What a strange pleasure there is sometimes in seeing what we expected, or hearing what we knew was a fact! The dream then seems really to hold together and truth to be positively true. The bells that announced the Armistice brought me no news; a week sooner or a week later they had to ring. Certainly if the purpose of the war had been conquest or victory, nobody had achieved it; but the purposes of things, and especially of wars, are imputed to them rhetorically, the impulses at work being too complicated and changeful to be easily surveyed; and in this case, for the French and the English, the moving impulse had been defence; they had been sustained through incredible trials by the awful necessity of not yielding. That strain had now been relaxed; and as the conduct of men is determined by present forces and not by future advantages, they could have no heart to fight on. It seemed enough to them that the wanton blow had been parried, that the bully had begged for mercy. It was amusing to hear him now. He said that further bloodshed this time would be horrible; his tender soul longed to get home safely, to call it quits, and to take a long breath and plan a new combination before the next bout. His collapse had been evident for days and months; yet these bells that confirmed the fact were pleasant to hear. Those mean little flags, hung out here and there by private initiative in the streets of Oxford, had almost put on a look of triumph; the very sunlight and brisk autumnal air seemed to have heard the tidings, and to invite the world to begin to live again at ease. Certainly many a sad figure and many a broken soul must slink henceforth on crutches, a mere survival; but they, too, will die off gradually. The grass soon grows over a grave.

So musing, I suddenly heard a once familiar strain, now long despised and out of favour, the old tune of _Tipperary_. In a coffee-house frequented at that hour some wounded officers from the hospital at Somerville were singing it, standing near the bar; they were breaking all rules, both of surgeons and of epicures, and were having champagne in the morning. And good reason they had for it. They were reprieved, they should never have to go back to the front, their friends--such as were left--would all come home alive. Instinctively the old grumbling, good-natured, sentimental song, which they used to sing when they first joined, came again into their minds. It had been indeed a long, long way to Tipperary. But they had trudged on and had come round full circle; they were in Tipperary at last.

I wonder what they think _Tipperary_ means--for this is a mystical song. Probably they are willing to leave it vague, as they do their notions of honour or happiness or heaven. Their soldiering is over; they remember, with a strange proud grief, their comrades who died to make this day possible, hardly believing that it ever would come; they are overjoyed, yet half ashamed, to be safe themselves; they forget their wounds; they see a green vista before them, a jolly, busy, sporting, loving life in the old familiar places.
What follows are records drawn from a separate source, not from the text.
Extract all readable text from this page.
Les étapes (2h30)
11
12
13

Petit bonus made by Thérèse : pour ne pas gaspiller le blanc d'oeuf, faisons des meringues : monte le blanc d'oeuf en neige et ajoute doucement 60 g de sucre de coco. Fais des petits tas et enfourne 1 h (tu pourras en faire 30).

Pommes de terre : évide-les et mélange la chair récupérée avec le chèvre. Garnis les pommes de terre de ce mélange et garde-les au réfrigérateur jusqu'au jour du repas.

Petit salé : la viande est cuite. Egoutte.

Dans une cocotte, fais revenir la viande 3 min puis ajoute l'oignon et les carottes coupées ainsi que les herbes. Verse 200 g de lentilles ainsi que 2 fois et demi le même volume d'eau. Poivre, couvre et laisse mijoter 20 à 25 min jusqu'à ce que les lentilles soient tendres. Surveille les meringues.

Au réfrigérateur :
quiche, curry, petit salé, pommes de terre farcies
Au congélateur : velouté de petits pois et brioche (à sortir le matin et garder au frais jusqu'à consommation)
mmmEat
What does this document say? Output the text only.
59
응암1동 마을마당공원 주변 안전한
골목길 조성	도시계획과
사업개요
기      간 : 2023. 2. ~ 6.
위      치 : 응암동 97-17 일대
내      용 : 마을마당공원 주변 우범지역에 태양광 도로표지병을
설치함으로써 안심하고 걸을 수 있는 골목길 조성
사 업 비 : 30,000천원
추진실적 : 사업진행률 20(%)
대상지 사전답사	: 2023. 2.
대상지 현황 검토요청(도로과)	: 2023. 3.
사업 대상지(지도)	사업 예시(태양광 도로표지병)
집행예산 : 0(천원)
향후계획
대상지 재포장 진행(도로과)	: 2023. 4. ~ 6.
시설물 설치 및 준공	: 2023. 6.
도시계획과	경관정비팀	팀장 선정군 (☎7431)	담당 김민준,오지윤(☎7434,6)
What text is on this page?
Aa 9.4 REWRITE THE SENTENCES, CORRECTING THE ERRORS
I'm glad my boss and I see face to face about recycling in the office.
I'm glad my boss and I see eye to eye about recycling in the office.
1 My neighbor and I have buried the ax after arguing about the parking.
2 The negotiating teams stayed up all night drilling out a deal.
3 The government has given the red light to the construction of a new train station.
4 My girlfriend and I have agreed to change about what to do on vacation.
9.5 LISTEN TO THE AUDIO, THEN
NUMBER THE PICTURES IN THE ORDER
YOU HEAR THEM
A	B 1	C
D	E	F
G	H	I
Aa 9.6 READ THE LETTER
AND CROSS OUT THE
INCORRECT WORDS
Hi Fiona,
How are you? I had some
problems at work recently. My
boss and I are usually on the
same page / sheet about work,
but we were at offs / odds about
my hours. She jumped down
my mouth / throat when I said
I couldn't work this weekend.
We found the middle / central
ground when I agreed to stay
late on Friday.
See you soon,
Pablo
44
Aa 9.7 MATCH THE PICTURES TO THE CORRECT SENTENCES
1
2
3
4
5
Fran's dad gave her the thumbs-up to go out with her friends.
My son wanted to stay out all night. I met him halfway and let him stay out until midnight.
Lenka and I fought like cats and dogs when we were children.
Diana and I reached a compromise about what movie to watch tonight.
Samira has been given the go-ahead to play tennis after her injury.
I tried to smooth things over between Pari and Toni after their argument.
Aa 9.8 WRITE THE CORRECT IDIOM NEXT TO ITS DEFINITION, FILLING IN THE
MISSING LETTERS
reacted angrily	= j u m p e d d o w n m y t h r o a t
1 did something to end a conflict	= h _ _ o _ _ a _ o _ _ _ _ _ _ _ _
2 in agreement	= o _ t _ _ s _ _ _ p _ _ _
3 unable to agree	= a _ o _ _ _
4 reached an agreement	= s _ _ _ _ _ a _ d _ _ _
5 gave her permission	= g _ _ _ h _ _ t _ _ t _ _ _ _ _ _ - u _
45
Everything will go on, they fancy, as if nothing had happened.

Good honest unguided creatures! They are hardly out of the fog of war when they are lost in the fog of peace. If experience could teach mankind anything, how different our morals and our politics would be, how clear, how tolerant, how steady I If we knew ourselves, our conduct at all times would be absolutely decided and consistent; and a pervasive sense of vanity and humour would disinfect all our passions, if we knew the world. As it is, we live experimentally, moodily, in the dark; each generation breaks its egg-shell with the same haste and assurance as the last, pecks at the same indigestible pebbles, dreams the same dreams, or others just as absurd, and if it hears anything of what former men have learned by experience, it corrects their maxims by its first impressions, and rushes down any untrodden path which it finds alluring, to die in its own way, or become wise too late and to no purpose. These young men are no rustics, they are no fools; and yet they have passed through the most terrible ordeal, they have seen the mad heart of this world riven and unmasked, they have had long vigils before battle, long nights tossing with pain, in which to meditate on the spectacle; and yet they have learned nothing. The young barbarians want to be again at play. If it were to be only cricket or boating, it would be innocent enough; but they are going to gamble away their lives and their country, taking their chances in the lottery of love and of business and of politics, with a sporting chance thrown in, perhaps, of heaven. They are going to shut out from view everything except their topmost instincts and easy habits, and to trust to luck. Yet the poor fellows think they are safe! They think that the war--perhaps the last of all wars--is over!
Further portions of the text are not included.